Owning a race horse is typically an exhausting and money-losing venture, much like a business with a poor business model. However, winning race horses such as Secretariat can make millions in prize money. In fact, Secretariat earned $1,316,808 in prize money during the mid-1970s.
However, race purses are not the end-game in the horse business. The best business model for the horse business is stud fees. When Secretariat retired, his owners signed an initial syndication deal worth an approximated $6,000,000 (in 1975 dollars). After this deal ended, Secretariat may have sired as many as 600 additional foals. According to Wikipedia:
As part of his first crop at stud, Secretariat sired Canadian Bound, who was the first Thoroughbred yearling racehorse ever sold for more than US$1 million. At the 1976 Keeneland July sale, the auction bidding for Canadian Bound not only broke the $1 million barrier, but the colt ended up being sold for $1.5 million. He also sired General Assembly, who won the 1979 Travers Stakes at Saratoga while setting a still-standing race record of 2:00 flat. Andrew Beyer has said that General Assembly's speed figure in that race was one of the fastest in history. Like Secretariat in the Belmont, General Assembly never duplicated that performance in another race.
How does this apply to your business model? Many businesspeople find themselves chasing the equivalent of race prize money. The endeavor is profitable, but it is not where the REAL money lies. The real money and the best business model is the stud farm business. What is your version of the stud farm business model? Winning races is still important in the stud farm business model. After all, who wants offspring from a losing horse?
Many CEOs find themselves with a winning racehorse but a moderately profitable business model. These CEOs spend all their time, energy, and money trying to build a better race horse.

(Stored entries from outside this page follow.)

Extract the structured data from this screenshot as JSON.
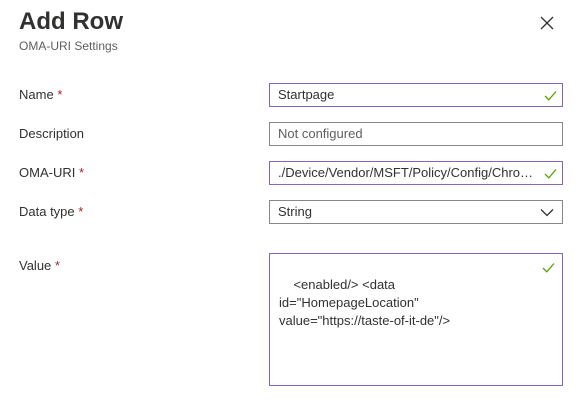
{
  "header": {
    "title": "Add Row",
    "subtitle": "OMA-URI Settings"
  },
  "form": {
    "required_marker": "*",
    "name": {
      "label": "Name",
      "value": "Startpage"
    },
    "description": {
      "label": "Description",
      "placeholder": "Not configured"
    },
    "oma_uri": {
      "label": "OMA-URI",
      "value": "./Device/Vendor/MSFT/Policy/Config/Chrom..."
    },
    "data_type": {
      "label": "Data type",
      "selected": "String"
    },
    "value": {
      "label": "Value",
      "text": "<enabled/> <data id=\"HomepageLocation\" value=\"https://taste-of-it-de\"/>"
    }
  },
  "icons": {
    "close": "close-icon",
    "check": "checkmark-icon",
    "dropdown": "chevron-down-icon"
  },
  "colors": {
    "required": "#a4262c",
    "valid_border": "#8764b8",
    "check": "#57a300"
  }
}
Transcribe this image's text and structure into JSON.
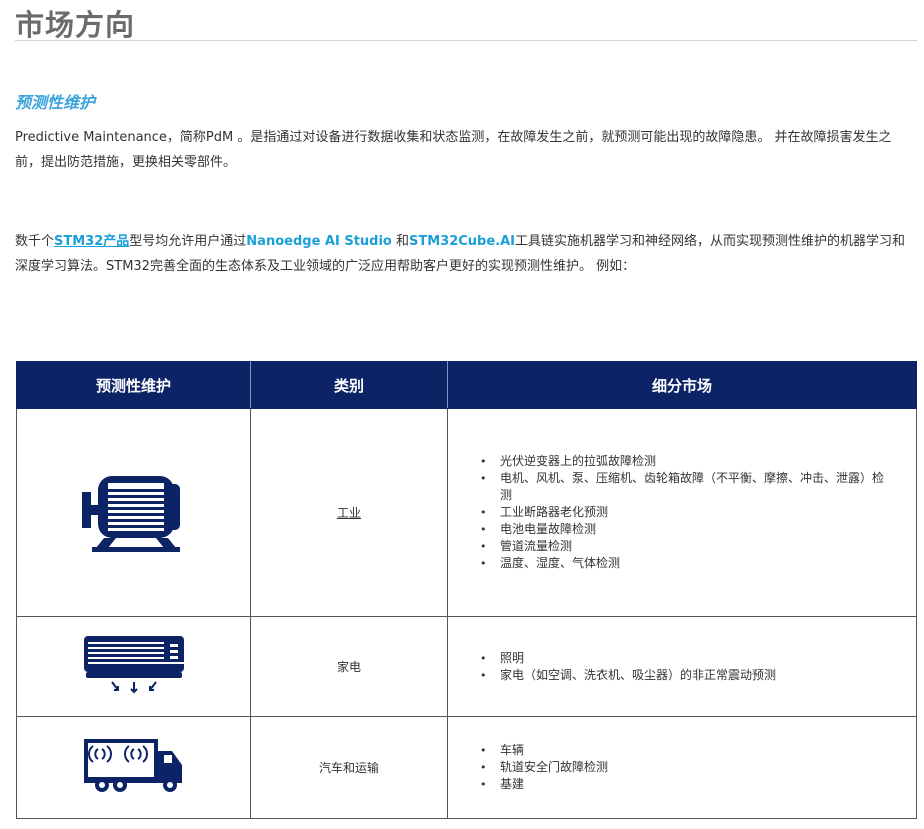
{
  "page": {
    "title": "市场方向"
  },
  "section": {
    "heading": "预测性维护"
  },
  "intro": "Predictive Maintenance，简称PdM 。是指通过对设备进行数据收集和状态监测，在故障发生之前，就预测可能出现的故障隐患。 并在故障损害发生之前，提出防范措施，更换相关零部件。",
  "description": {
    "part1": "数千个",
    "link_products": "STM32产品",
    "part2": "型号均允许用户通过",
    "tool1": "Nanoedge AI Studio",
    "part3": " 和",
    "tool2": "STM32Cube.AI",
    "part4": "工具链实施机器学习和神经网络，从而实现预测性维护的机器学习和深度学习算法。STM32完善全面的生态体系及工业领域的广泛应用帮助客户更好的实现预测性维护。 例如："
  },
  "table": {
    "headers": [
      "预测性维护",
      "类别",
      "细分市场"
    ],
    "rows": [
      {
        "icon": "electric-motor-icon",
        "category": "工业",
        "items": [
          "光伏逆变器上的拉弧故障检测",
          "电机、风机、泵、压缩机、齿轮箱故障（不平衡、摩擦、冲击、泄露）检测",
          "工业断路器老化预测",
          "电池电量故障检测",
          "管道流量检测",
          "温度、湿度、气体检测"
        ]
      },
      {
        "icon": "air-conditioner-icon",
        "category": "家电",
        "items": [
          " 照明",
          " 家电（如空调、洗衣机、吸尘器）的非正常震动预测"
        ]
      },
      {
        "icon": "truck-icon",
        "category": "汽车和运输",
        "items": [
          "车辆",
          "轨道安全门故障检测",
          "基建"
        ]
      }
    ]
  },
  "colors": {
    "navy": "#0c2366",
    "accent": "#1b9fd8",
    "title_gray": "#6b6b6b"
  }
}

Instead, they should focus on building a better stud-horse. Quite simply, some business models are better than others. The race horse business model is inferior to the stud-horse business model. Savvy horse owners understand that a winning race horse is a cost of entry into the lucrative stud-horse business model.
Ask yourself, what portion of my business is like the racing business model? How can you transition or augment your business model to be more like a stud farm? The answer might be worth millions of dollars.